The other day I lay in the grass and searched for butterfly eggs among the Pussy Toes plants. It was a glorious day, sunny, with gentle breeze and warm earth which felt just right beneath me. I happily spied on the American Lady butterflies as they lit and clambered over the wildflower to find the right places to lay eggs. When I could tell they’d done the deed I’d inch over and, placing my hand lens to my eye I scanned each tiny leaf to see if it sheltered an egg. I am sure if I hadn’t seen them ovipositing I could never have found the eggs, since they are not even a millimeter around. Sitting on a leaf they look like translucent, green-tinged tuffets such as might be pulled up to a fairy’s armchair. Minuscule “seams” radiate from a central point at the top and gather on the bottom. They put me in mind of a pincushion my mother once had, but hers was red.
When you see something like that it makes you realize how much there is around you that you can’t or don’t notice. The American Lady butterfly itself is a lovely creature, and we are fortunate to have them come through this area during their annual migration. The size of the migrations vary widely, so some years just a few flutter through and other years like this one they pour through New England in overwhelming numbers. I don’t mind a bit being inundated with butterflies. Who would? A cousin of the American Lady Butterfly, the Painted Lady, comes this way too. Sunny days with a little breeze for lift have made the Hill-Stead meadows seem like a colorful insect freeway. We have quite a bit of Pussy Toes, a preferred host plant, as well as Pearly Everlasting-related to Pussy Toes and just as relished by the American and Painted Lady butterflies. So they are out there in colorful multitudes. They are hard to tell apart-it’s only a matter of a couple of extra dots and they might easily have been classified under one name, with the “extra dot” ones considered a variation.
With names like “American” and “Painted Lady” it sounds as though one bug were upstanding and the other morally derelict. Since Linnaeus’ time, we’ve had various reasons for the naming of things and before that the Greeks and Romans had their methods. Darwin’s discoveries threw a wrench into Linnaeus’ system, and Cladistics is a newer game still. So there is a continuum of naming the more we learn about our world. Some might say it doesn’t matter, a “rose by another name would smell as sweetly.” But I’ve noticed that as children grow they like to try on different nicknames like different clothing,experimenting with how a certain identity makes them feel. So names matter. My husband spent some time as “Jack Blackthorn”, which as a child he thought had a brave and rakish air. But my daughter, who started life with a Chinese name meaning “good luck” and “jade” has not yet made an effort to discard the name we gave her. We chose her first name because we just loved it. Many parents of Chinese daughters leave the Chinese name in place as a “middle” name, but we didn’t. Her second name is for my mother, who died shortly before she was born and who would have been besotted with her. We wanted not to disrespect her origins, but to embrace her entirely as a member of our family as certain as she had come to us “the old-fashioned way”. We use her Chinese name as a nickname, as it is as surely her name as much as the others. I love that name too-I used it when we were first together and I snuggled her against me so she would know the love was for her and no one else-days of sharing the caregiver with a dozen others were over. Perhaps at some point she’ll want us to call her something else, or she’ll decide to use her Chinese name. You never know what kids will do. I hope I have the sense and good grace just to swallow and use the tag she wants instead of making it all about me. Giving names is one thing, and accepting them is another. Unlike plants and bugs, we have some choice in the matter.

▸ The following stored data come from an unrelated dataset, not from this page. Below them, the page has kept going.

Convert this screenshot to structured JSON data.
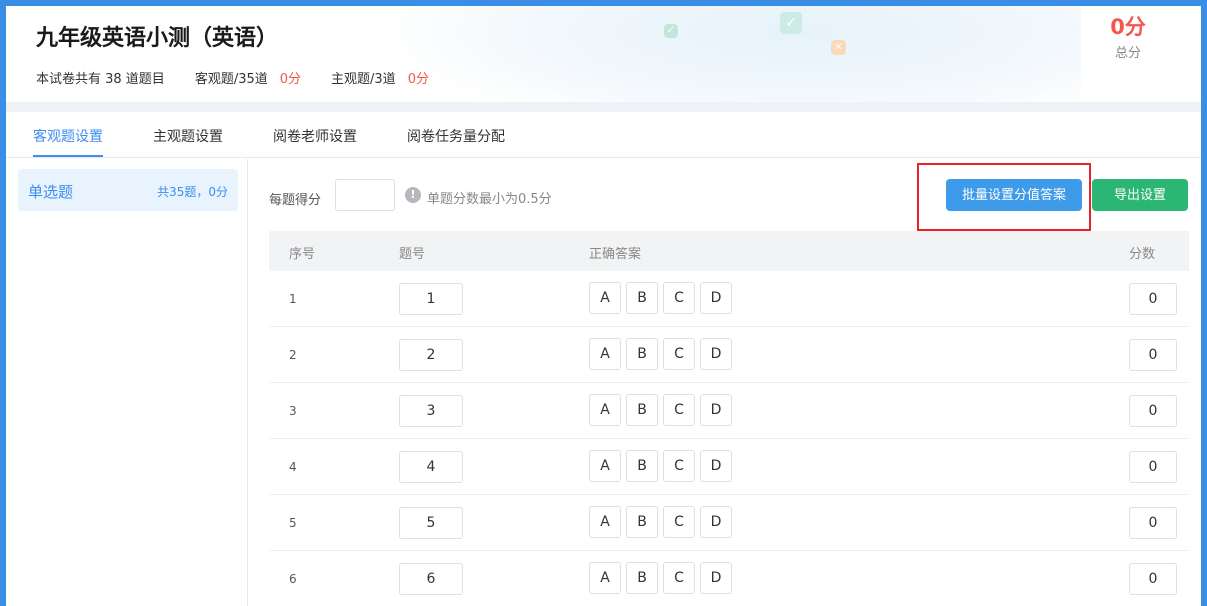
{
  "header": {
    "title": "九年级英语小测（英语）",
    "total_questions_label": "本试卷共有 38 道题目",
    "objective_label": "客观题/35道",
    "objective_score": "0分",
    "subjective_label": "主观题/3道",
    "subjective_score": "0分",
    "total_score_value": "0分",
    "total_score_label": "总分"
  },
  "tabs": [
    {
      "label": "客观题设置",
      "active": true
    },
    {
      "label": "主观题设置",
      "active": false
    },
    {
      "label": "阅卷老师设置",
      "active": false
    },
    {
      "label": "阅卷任务量分配",
      "active": false
    }
  ],
  "sidebar": {
    "items": [
      {
        "label": "单选题",
        "count": "共35题，0分"
      }
    ]
  },
  "toolbar": {
    "per_score_label": "每题得分",
    "per_score_value": "",
    "hint": "单题分数最小为0.5分",
    "batch_button": "批量设置分值答案",
    "export_button": "导出设置"
  },
  "table": {
    "headers": [
      "序号",
      "题号",
      "正确答案",
      "分数"
    ],
    "options": [
      "A",
      "B",
      "C",
      "D"
    ],
    "rows": [
      {
        "seq": "1",
        "qno": "1",
        "score": "0"
      },
      {
        "seq": "2",
        "qno": "2",
        "score": "0"
      },
      {
        "seq": "3",
        "qno": "3",
        "score": "0"
      },
      {
        "seq": "4",
        "qno": "4",
        "score": "0"
      },
      {
        "seq": "5",
        "qno": "5",
        "score": "0"
      },
      {
        "seq": "6",
        "qno": "6",
        "score": "0"
      }
    ]
  },
  "colors": {
    "accent": "#3d8ef0",
    "score_red": "#f5564a",
    "export_green": "#2bb673",
    "highlight_red": "#e8212b"
  },
  "icons": {
    "hint_icon": "info-circle-icon",
    "deco_icons": [
      "check-icon",
      "check-icon",
      "close-icon"
    ]
  }
}
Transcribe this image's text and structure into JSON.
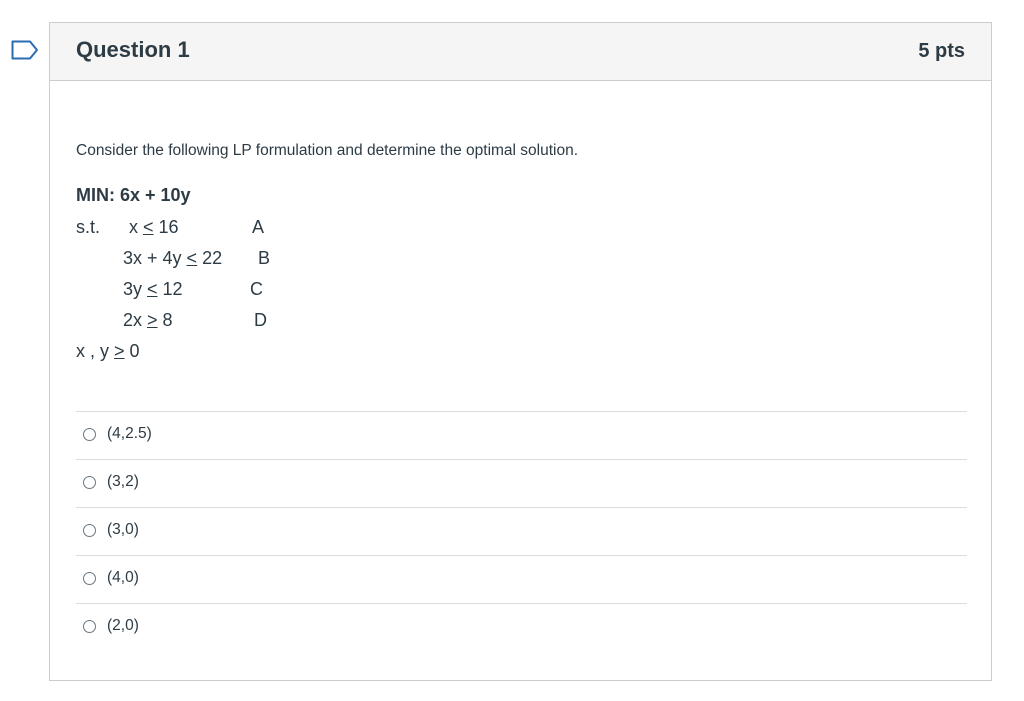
{
  "question": {
    "title": "Question 1",
    "points": "5 pts",
    "prompt": "Consider the following LP formulation and determine the optimal solution.",
    "objective": "MIN: 6x + 10y",
    "constraints": {
      "st_label": "s.t.",
      "a": {
        "lhs": "x ",
        "op": "<",
        "rhs": " 16",
        "tag": "A"
      },
      "b": {
        "lhs": "3x + 4y ",
        "op": "<",
        "rhs": " 22",
        "tag": "B"
      },
      "c": {
        "lhs": "3y ",
        "op": "<",
        "rhs": " 12",
        "tag": "C"
      },
      "d": {
        "lhs": "2x ",
        "op": ">",
        "rhs": " 8",
        "tag": "D"
      },
      "nonneg": {
        "lhs": "x , y ",
        "op": ">",
        "rhs": " 0"
      }
    },
    "answers": [
      {
        "label": "(4,2.5)"
      },
      {
        "label": "(3,2)"
      },
      {
        "label": "(3,0)"
      },
      {
        "label": "(4,0)"
      },
      {
        "label": "(2,0)"
      }
    ]
  },
  "colors": {
    "flag_outline": "#2b6cb0",
    "header_bg": "#f5f5f5",
    "text": "#2d3b45",
    "border": "#c7cdd1"
  }
}
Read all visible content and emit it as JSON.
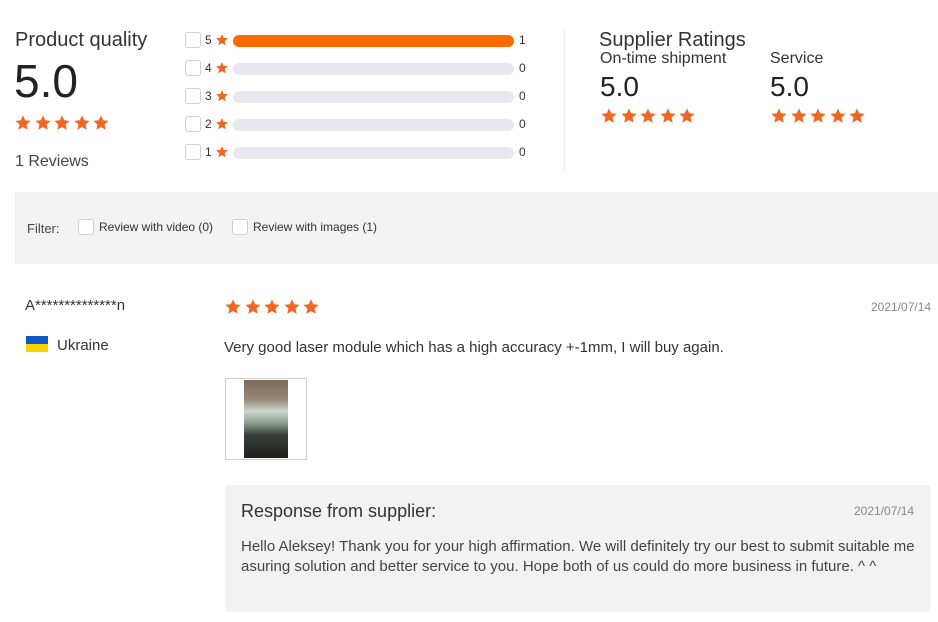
{
  "product_quality": {
    "title": "Product quality",
    "score": "5.0",
    "stars": 5,
    "reviews_label": "1 Reviews"
  },
  "distribution": [
    {
      "stars": "5",
      "count": "1",
      "fill_fraction": 1.0
    },
    {
      "stars": "4",
      "count": "0",
      "fill_fraction": 0
    },
    {
      "stars": "3",
      "count": "0",
      "fill_fraction": 0
    },
    {
      "stars": "2",
      "count": "0",
      "fill_fraction": 0
    },
    {
      "stars": "1",
      "count": "0",
      "fill_fraction": 0
    }
  ],
  "supplier_ratings": {
    "title": "Supplier Ratings",
    "shipment_label": "On-time shipment",
    "shipment_score": "5.0",
    "service_label": "Service",
    "service_score": "5.0"
  },
  "filter": {
    "label": "Filter:",
    "video_option": "Review with video (0)",
    "images_option": "Review with images (1)"
  },
  "review": {
    "reviewer": "A**************n",
    "country": "Ukraine",
    "stars": 5,
    "date": "2021/07/14",
    "text": "Very good laser module which has a high accuracy +-1mm, I will buy again."
  },
  "response": {
    "title": "Response from supplier:",
    "date": "2021/07/14",
    "text": "Hello Aleksey! Thank you for your high affirmation. We will definitely try our best to submit suitable measuring solution and better service to you. Hope both of us could do more business in future. ^ ^"
  },
  "colors": {
    "accent": "#ff6a00",
    "star": "#f26522",
    "track": "#e8e8ee",
    "panel": "#f2f2f2"
  },
  "icons": {
    "star": "star-icon",
    "flag": "ukraine-flag-icon"
  }
}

Theodate named her house Hill-Stead. As a name it perfectly conveys the two most important elements in the Hill-Stead backstory, specifically that she was deeply concerned with and connected to the land the house sits on. The home was sited at the top of a hill with the help of the landscape architect, exploiting the natural features so that each window framed a perfect landscape. They could have sited it in many places on over 250 acres of land, but they faced it toward the Barn Door Hills. Of equal importance is “Stead” meaning steady, rooted home. Theodate was determined to create a secure and anchored place for her family to live, underscoring her need for hearth and home to be rooted in the land and nature.